The study comprised 1,690 men who were HBsAg-positive and a control cohort of 1,289 men negative for both HBsAg and hepatitis C. In the HBsAg-positive cohort, median age was 48.4 years (range, 43.8-56.8 years), median BMI was 23.7 kg/m2 (range, 22.1-25.4 kg/m2) and 31.6% were obese. The researchers reported that the control cohort had similar characteristics.

Compared with controls, patients with HBV had lower prevalence of impaired fasting glucose, hypertriglyceridemia, hypercholesterolemia and high blood pressure, even after adjusting for age and alanine aminotransferase levels (P < .05), and a higher proportion of history of chronic liver disease and prevalence of elevated liver enzymes (P < .0001).

In the HBV cohort, 158 developed HCC during follow-up. Overall, 305 patients died; 126 died of liver-related disease, of which HCC caused 94 deaths. The cumulative incidence of HCC (P = .0468) and liver-related death (P = .0068) increased as metabolic risk-factor sum increased.

Results of a 10-year cumulative analysis showed that HCC incidence increased from 4.83% among patients with an optimal risk-factor profile to 13.6% among those with three or more metabolic risk factors, of whom 92.5% were obese and 45.3% had diabetes. After adjusting for age, smoking status, alcohol consumption and family history of HCC, patients with three or more metabolic risk factors still had a significantly higher risk for HCC (HR = 2.32; 95% CI, 1.18-4.54).

In the control cohort, by comparison, there were five cases of HCC during follow-up and 135 deaths, of which three followed HCC development and one followed cirrhosis development.
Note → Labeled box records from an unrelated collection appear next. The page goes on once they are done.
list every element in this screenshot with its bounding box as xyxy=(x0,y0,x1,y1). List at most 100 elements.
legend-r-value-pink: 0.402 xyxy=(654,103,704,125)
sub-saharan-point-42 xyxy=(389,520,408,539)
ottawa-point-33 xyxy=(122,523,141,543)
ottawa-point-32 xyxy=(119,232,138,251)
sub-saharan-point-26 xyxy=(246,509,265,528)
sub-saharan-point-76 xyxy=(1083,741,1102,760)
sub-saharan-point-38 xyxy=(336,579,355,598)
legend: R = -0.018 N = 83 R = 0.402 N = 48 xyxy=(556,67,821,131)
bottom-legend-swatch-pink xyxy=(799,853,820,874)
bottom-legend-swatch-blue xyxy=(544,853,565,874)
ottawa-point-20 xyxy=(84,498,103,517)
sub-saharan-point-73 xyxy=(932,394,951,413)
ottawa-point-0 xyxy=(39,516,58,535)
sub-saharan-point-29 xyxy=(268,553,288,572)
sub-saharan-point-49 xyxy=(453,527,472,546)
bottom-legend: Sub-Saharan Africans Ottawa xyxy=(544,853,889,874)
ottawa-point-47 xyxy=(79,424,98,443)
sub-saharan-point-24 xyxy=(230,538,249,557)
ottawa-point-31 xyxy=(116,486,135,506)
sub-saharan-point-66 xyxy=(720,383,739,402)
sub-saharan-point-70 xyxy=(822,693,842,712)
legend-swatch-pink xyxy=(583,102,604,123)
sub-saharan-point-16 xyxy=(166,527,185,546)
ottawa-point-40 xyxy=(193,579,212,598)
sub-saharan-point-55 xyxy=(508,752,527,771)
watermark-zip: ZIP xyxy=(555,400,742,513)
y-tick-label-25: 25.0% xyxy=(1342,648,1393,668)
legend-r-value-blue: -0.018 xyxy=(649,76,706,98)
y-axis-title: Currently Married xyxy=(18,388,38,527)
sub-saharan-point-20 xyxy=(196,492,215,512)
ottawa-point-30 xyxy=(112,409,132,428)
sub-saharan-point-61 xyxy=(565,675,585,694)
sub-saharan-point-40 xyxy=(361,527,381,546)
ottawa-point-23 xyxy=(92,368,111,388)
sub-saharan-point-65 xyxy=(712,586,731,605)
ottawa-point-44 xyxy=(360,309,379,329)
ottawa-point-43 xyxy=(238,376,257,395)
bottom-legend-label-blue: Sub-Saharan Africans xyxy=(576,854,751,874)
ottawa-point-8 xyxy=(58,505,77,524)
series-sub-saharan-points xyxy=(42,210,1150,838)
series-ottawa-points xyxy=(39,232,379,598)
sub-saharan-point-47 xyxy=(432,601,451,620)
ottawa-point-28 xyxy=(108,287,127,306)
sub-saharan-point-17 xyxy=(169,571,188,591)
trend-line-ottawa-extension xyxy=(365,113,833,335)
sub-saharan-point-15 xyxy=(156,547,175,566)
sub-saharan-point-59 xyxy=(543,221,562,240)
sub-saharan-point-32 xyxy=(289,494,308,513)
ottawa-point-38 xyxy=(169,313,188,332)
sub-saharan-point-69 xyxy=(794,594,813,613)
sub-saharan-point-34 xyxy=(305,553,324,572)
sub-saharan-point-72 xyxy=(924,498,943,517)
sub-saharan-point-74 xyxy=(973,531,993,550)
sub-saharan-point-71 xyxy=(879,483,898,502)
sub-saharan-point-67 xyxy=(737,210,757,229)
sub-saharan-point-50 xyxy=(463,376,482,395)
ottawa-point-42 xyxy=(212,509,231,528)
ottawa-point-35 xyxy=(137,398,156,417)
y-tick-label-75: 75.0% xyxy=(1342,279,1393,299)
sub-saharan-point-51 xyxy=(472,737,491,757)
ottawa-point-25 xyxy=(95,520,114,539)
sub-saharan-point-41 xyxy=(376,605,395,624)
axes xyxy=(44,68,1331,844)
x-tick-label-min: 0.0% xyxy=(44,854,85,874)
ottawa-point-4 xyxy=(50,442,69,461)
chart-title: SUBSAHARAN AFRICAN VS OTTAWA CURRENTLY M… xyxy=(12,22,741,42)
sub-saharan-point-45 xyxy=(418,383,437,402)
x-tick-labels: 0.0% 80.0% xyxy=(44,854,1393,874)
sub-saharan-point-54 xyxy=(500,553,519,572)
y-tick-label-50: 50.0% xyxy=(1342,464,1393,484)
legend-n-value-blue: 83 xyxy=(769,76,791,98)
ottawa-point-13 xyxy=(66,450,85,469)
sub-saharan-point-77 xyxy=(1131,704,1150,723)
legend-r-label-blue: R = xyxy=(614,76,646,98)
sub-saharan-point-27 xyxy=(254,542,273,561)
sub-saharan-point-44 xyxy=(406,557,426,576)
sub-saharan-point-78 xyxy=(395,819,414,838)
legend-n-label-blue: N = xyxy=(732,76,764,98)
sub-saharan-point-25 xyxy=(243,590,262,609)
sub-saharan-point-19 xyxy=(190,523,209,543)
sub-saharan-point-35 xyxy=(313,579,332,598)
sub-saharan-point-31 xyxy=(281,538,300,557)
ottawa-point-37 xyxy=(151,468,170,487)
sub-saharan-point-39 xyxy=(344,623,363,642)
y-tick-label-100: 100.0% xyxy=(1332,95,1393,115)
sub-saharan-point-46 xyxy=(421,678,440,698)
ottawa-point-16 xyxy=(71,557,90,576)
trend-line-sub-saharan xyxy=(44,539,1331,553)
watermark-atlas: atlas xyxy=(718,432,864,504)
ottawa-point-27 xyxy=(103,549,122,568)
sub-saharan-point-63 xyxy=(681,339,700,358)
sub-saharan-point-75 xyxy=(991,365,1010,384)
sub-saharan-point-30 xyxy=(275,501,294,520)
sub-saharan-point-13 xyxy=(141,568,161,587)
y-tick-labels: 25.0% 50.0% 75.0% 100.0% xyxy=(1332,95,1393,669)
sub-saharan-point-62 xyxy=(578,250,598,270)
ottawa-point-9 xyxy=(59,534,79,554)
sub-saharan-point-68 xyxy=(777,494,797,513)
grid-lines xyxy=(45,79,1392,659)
The risk for liver-related events also increased in control participants who had three or more metabolic risk factors (HR = 8.57; 95% CI, 1.18-62.15).

The researchers observed a significant increase in risk for HCC among smokers with three or more metabolic risk factors (HR = 5.06; 95% CI, 2.23-11.47), compared with both smokers with fewer metabolic risk factors and nonsmokers with any number of metabolic risk factors. However, the risk for HCC among those with three or more metabolic risk factors tended to decrease after 5 years of smoking cessation.

“This study demonstrated that metabolic risk factor burden was a significant independent predictor of HBV-related HCC, even after accounting for major viral factors and other recognized risk factors,” the researchers concluded. “Thus, despite the majority of HBV-related HCC cases accounted for by high viral load, our data suggest that there exists some cases of HBV-related HCC arising in the background of metabolic syndrome, which represents a distinct clinicopathological entity that has not yet achieved adequate attention in clinical practice and disease prevention.” – by Talitha Bennett

Disclosure: The researchers report no relevant financial disclosures.